【恋愛エピソード1話】97年クリスマスイブの夜に

1997年、中学2年生だった小さなカップルが結婚に至るまでの恋愛エピソード第一話です。

時代背景

1997年(平成9年)

日本の携帯・PHSの普及率が20%未満の頃

今のようなネットサービスがない時代だったので、

メディアといえば『TV・ラジオ・雑誌・新聞・本』

この5つがメインの情報源でした。

中高生のトレンドはTVと雑誌と渋谷から生まれ、少ない情報ツールに大勢が集中したのです。

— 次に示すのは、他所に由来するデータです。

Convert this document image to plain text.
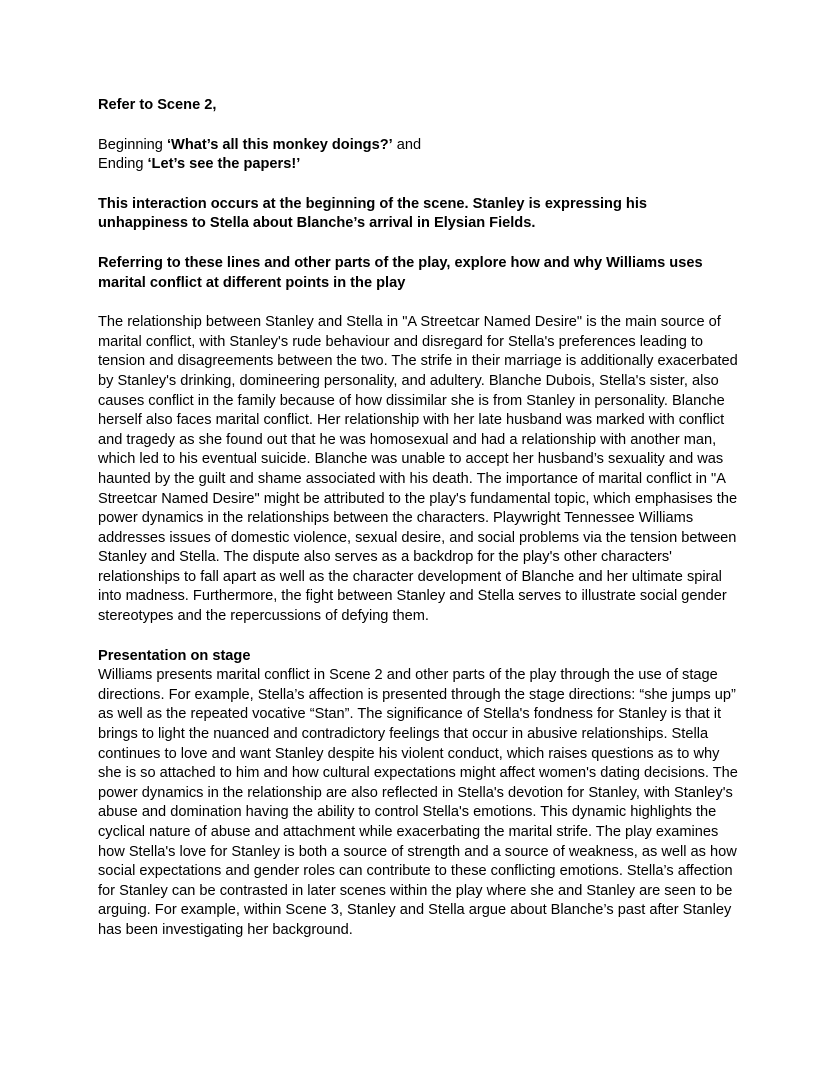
Refer to Scene 2,

Beginning ‘What’s all this monkey doings?’ and

Ending ‘Let’s see the papers!’

This interaction occurs at the beginning of the scene. Stanley is expressing his unhappiness to Stella about Blanche’s arrival in Elysian Fields.

Referring to these lines and other parts of the play, explore how and why Williams uses marital conflict at different points in the play

The relationship between Stanley and Stella in "A Streetcar Named Desire" is the main source of marital conflict, with Stanley's rude behaviour and disregard for Stella's preferences leading to tension and disagreements between the two. The strife in their marriage is additionally exacerbated by Stanley's drinking, domineering personality, and adultery. Blanche Dubois, Stella's sister, also causes conflict in the family because of how dissimilar she is from Stanley in personality. Blanche herself also faces marital conflict. Her relationship with her late husband was marked with conflict and tragedy as she found out that he was homosexual and had a relationship with another man, which led to his eventual suicide. Blanche was unable to accept her husband’s sexuality and was haunted by the guilt and shame associated with his death. The importance of marital conflict in "A Streetcar Named Desire" might be attributed to the play's fundamental topic, which emphasises the power dynamics in the relationships between the characters. Playwright Tennessee Williams addresses issues of domestic violence, sexual desire, and social problems via the tension between Stanley and Stella. The dispute also serves as a backdrop for the play's other characters' relationships to fall apart as well as the character development of Blanche and her ultimate spiral into madness. Furthermore, the fight between Stanley and Stella serves to illustrate social gender stereotypes and the repercussions of defying them.

Presentation on stage

Williams presents marital conflict in Scene 2 and other parts of the play through the use of stage directions. For example, Stella’s affection is presented through the stage directions: “she jumps up” as well as the repeated vocative “Stan”. The significance of Stella's fondness for Stanley is that it brings to light the nuanced and contradictory feelings that occur in abusive relationships. Stella continues to love and want Stanley despite his violent conduct, which raises questions as to why she is so attached to him and how cultural expectations might affect women's dating decisions. The power dynamics in the relationship are also reflected in Stella's devotion for Stanley, with Stanley's abuse and domination having the ability to control Stella's emotions. This dynamic highlights the cyclical nature of abuse and attachment while exacerbating the marital strife. The play examines how Stella's love for Stanley is both a source of strength and a source of weakness, as well as how social expectations and gender roles can contribute to these conflicting emotions. Stella’s affection for Stanley can be contrasted in later scenes within the play where she and Stanley are seen to be arguing. For example, within Scene 3, Stanley and Stella argue about Blanche’s past after Stanley has been investigating her background.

皆んながこぞって同じものを見て、同じものが好きだったといえる時代。

流行る=「爆発的な人気」を意味していて、特にエンタメ界はその傾向が強かったように思います。

 

メディアの影響力

人気ドラマの視聴率は25%超えが当たり前!

売れる歌手はミリオンセラー連発!

当時TVで活躍している有名人は強大なインフルエンサーでした。

話題の中心!憧れの的!真似したい人!のトリプルコンボ!

私は安室ちゃんの細まゆメイクに厚底ブーツを真似る若者…の方ではなくて、

はじけるような明るい歌声とダンスの4人組「SPEED」が好きで、

思春期の恋をテーマに歌った歌詞は当時中学2年生だった私の心にイマジネーションをもたらしました。

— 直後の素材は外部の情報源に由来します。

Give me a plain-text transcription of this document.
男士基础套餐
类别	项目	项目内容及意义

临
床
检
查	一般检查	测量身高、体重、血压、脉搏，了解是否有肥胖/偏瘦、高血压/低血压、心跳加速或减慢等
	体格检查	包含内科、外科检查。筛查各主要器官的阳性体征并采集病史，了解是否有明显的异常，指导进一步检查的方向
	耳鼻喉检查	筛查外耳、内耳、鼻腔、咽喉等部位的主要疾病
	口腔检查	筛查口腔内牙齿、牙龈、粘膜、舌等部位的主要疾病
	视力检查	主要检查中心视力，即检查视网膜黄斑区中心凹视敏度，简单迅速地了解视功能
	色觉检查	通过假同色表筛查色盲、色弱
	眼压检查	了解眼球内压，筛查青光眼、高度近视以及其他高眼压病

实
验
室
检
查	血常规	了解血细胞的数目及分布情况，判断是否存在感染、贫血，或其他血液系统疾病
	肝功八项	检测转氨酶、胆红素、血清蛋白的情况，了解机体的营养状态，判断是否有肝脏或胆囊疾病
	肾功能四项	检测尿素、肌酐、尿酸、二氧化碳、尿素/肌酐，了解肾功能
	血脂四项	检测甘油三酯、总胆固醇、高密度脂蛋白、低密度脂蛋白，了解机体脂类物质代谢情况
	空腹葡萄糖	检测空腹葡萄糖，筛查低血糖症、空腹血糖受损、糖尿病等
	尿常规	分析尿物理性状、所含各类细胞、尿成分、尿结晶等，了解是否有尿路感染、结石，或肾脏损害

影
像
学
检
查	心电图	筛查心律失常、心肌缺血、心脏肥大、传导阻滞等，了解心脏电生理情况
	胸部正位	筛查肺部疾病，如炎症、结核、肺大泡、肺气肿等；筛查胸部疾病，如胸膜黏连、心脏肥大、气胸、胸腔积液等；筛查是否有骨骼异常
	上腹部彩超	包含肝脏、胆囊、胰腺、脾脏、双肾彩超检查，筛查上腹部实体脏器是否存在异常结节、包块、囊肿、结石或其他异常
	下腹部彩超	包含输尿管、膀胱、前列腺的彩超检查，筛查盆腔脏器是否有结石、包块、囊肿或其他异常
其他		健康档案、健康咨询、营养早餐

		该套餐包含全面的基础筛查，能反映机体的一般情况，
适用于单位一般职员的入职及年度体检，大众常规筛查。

今はまだ彼氏はおろか好きな人もいない自分は、いつかこの歌詞の主人公のような恋ができるのだろうか?

 

この年の10月に発売された「White Love」の歌詞には、このような一節がありました。

著作権の関係で歌詞を書いてはいけないので、ニュアンスだけ伝えます。

どうやらその恋のはじまりは冬に舞い降りてきたらしく、

恋のキッカケは、この世の産物ではなく「天使」なるものが与えてくれて、

彼との切ない距離感を感じながらも、

神様に対して「どうか見てて下さい!はじまったばかりの恋は、永久に不滅です!プロミスtoラブ・フォーエバー!」と誓うのです。

中2のわたしは度肝を抜かれました。

恋愛にウブな年頃の女子が、大人をも退くほど常軌を逸した覚悟をもって「始まったばかりのこの恋を、相手を、永遠に大切にする」と神に誓ってしまうのですから。

この一連の歌詞を、多くの人はエンタメ、文化、詩の世界として受け流すことでしょう。

でもわたしは違いました。

 

この心情と、シンクロしてみたい。

純粋にそう思ったのです。

 

クリスマスイブの夜に

White Loveの歌詞とシンクロするためにはまず、

「天使」にキッカケを与えてもらうという、並大抵ではないハードルを越えなくてはなりません。笑

 

1997年クリスマスイブ。

満を持してこの日を迎えました。

天使の羽のごとく大粒の雪が降りしきるなか、

わたしは空を見上げ、両手を握りしめ、願いました。

 

サンタさん。クリスマス一生分のお願いがあります。つぎの恋を一生大切にするので、来年のクリスマスまでに彼氏がほしいです。

天使の存在をサンタに置換して、まっすぐな願いを込めました。

こうして文字に起こすと、小っ恥ずかしくなる言動の数々にめまいがします。

でも、あの時のわたしは至って本気!純度100%!無雑のハートで祈ったんです。

そして、この「願掛け」がなければ次に来る「あの試練」を乗り越えることは出来なかったでしょう。

 

新学期

サンタクロースに願いを込めてから3週間。

冬休みが終わって3学期が始まりました。

クラスにはいつもの顔ぶれが集まり、普段と変わらない学校生活のなか、

何の前触れもなく「その時」はやってくるのでした。